Appendix: terms we use and terms we avoid
This is a quick reference. The reasoning behind each entry sits in the section noted, and the Sámi terms are covered in full there rather than repeated here.
Words and phrases we avoid
- “Carbon neutral,” “net zero,” “climate positive” as descriptors for our holidays or business. See Accuracy and honesty.
- Unsupported superlatives: “the best,” “the only,” “the most,” unless verifiable. This applies to descriptive claims, not to established product names such as Best of Norway. See Accuracy and honesty.
- Inflated descriptors that promise a feeling rather than describe a place: “magical,” “breathtaking,” “stunning,” “majestic,” “of a lifetime,” “once-in-a-lifetime,” “living map.” Some of these still appear in our older copy. We are working to replace them as we review and update content.

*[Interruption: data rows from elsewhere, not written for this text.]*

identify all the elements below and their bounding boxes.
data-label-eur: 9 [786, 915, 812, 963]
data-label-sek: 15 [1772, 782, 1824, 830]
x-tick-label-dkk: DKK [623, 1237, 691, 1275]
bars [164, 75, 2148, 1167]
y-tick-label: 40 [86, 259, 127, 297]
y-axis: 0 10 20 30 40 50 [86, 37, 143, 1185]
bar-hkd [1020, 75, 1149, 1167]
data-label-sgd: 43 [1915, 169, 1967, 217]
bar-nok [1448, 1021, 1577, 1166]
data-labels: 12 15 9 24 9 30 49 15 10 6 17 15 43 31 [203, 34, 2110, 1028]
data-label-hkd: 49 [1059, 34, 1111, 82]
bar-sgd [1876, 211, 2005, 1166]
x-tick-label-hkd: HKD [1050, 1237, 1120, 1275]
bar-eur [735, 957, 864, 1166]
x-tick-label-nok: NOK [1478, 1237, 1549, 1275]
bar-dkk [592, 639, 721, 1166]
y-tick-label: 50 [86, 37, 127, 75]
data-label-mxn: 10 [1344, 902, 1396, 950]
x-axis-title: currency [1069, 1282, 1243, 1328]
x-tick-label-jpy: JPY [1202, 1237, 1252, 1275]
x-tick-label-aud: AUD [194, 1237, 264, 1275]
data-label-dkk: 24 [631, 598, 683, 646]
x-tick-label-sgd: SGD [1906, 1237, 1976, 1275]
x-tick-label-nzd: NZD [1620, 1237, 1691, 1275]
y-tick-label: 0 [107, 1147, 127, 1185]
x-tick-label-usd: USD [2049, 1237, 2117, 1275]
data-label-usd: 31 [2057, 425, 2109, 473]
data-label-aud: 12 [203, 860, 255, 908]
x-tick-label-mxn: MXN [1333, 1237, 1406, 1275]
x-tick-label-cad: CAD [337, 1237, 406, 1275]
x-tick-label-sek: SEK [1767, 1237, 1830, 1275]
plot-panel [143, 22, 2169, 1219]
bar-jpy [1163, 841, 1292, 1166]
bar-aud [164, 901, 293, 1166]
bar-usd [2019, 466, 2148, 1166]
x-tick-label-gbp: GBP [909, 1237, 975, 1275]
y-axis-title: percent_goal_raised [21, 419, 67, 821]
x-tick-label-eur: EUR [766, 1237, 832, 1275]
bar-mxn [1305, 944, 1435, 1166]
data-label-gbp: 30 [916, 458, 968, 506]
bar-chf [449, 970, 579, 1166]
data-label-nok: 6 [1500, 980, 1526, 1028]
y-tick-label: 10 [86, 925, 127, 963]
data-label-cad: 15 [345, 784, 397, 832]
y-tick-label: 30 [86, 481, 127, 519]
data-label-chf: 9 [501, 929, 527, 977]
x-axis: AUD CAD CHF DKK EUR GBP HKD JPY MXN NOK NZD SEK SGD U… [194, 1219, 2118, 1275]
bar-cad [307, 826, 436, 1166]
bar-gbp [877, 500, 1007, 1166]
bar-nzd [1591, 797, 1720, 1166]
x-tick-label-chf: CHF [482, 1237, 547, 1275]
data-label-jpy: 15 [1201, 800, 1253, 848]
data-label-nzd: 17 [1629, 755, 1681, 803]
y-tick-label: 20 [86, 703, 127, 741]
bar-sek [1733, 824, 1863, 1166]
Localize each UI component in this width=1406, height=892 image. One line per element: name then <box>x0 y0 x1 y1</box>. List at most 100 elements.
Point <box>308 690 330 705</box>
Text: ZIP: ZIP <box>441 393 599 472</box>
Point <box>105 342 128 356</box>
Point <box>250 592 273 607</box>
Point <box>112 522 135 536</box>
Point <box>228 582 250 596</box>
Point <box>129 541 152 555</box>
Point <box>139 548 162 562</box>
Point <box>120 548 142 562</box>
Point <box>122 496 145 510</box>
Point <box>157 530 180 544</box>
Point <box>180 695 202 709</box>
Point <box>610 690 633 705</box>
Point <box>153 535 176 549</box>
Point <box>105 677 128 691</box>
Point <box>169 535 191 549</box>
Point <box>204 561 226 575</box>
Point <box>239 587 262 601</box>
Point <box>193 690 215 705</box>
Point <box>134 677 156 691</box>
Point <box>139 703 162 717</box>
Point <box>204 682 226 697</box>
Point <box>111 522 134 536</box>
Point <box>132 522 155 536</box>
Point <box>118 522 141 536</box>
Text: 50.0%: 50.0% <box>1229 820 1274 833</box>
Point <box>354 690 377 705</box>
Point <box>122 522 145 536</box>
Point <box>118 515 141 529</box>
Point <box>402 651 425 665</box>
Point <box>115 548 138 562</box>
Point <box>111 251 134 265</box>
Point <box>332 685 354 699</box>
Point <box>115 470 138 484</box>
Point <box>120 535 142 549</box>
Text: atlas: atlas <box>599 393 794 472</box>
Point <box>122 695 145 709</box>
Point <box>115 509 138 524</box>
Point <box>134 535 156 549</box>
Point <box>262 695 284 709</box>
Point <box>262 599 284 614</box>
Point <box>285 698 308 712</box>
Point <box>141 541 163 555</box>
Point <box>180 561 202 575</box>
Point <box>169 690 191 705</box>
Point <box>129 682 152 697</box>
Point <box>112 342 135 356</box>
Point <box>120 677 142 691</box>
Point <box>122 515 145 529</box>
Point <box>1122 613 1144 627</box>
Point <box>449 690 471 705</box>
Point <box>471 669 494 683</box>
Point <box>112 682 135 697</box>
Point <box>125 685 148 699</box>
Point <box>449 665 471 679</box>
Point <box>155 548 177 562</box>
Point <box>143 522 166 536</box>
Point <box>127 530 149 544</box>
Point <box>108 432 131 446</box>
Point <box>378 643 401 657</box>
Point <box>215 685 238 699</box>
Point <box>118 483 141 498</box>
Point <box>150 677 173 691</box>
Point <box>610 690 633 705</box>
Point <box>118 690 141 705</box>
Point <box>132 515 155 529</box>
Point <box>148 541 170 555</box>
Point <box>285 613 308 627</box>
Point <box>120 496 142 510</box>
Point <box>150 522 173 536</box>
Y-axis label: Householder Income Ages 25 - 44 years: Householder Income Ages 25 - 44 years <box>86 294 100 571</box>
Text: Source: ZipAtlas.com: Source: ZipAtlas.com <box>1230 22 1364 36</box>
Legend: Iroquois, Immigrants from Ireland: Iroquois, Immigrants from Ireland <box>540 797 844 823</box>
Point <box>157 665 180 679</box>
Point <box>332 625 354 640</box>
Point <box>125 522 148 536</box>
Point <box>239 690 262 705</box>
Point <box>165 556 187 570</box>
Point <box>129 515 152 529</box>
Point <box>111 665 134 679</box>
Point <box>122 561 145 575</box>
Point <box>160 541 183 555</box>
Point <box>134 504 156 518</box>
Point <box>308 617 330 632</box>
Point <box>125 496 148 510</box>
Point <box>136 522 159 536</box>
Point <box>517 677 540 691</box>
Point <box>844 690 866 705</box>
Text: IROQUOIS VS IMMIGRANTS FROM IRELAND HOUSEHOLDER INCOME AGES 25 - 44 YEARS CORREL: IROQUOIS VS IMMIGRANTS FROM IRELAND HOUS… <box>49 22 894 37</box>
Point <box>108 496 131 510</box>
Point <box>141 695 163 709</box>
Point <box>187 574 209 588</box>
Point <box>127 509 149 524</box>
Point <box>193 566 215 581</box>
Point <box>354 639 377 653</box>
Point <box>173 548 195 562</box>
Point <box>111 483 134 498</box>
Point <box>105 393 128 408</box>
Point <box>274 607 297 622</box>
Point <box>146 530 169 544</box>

- “Foster,” “bolster,” “harness,” “delve,” and similar terms that read as generic or machine-generated.
- “Magical,” “mystical,” “mythical” in relation to Sámi culture, which additionally exoticise a living people. See Sámi culture.
- “Ancient,” “unchanged,” “vanishing” in relation to Sámi culture. See Sámi culture.
- “Lappish” as a synonym for Sámi. See Sámi culture.
- “Live like a Sámi” and similar constructions. See Sámi culture.
Words and phrases we prefer
- “Travel advisors,” not “travel agents.”
- Concrete, checkable detail over generic adjectives, so a claim describes something a traveller would recognise.
- Carbon labels showing the actual emissions figure, with no neutrality claim attached. See Accuracy and honesty.
- “Lappish experience” for a Lapland activity that does not meet the Sámi-owned, led, or partnered threshold. See Sámi culture.
- Honest qualifiers where a claim has limits, rather than a tidier but inaccurate absolute.
This list is maintained as language shifts and as new markers of generic copy emerge.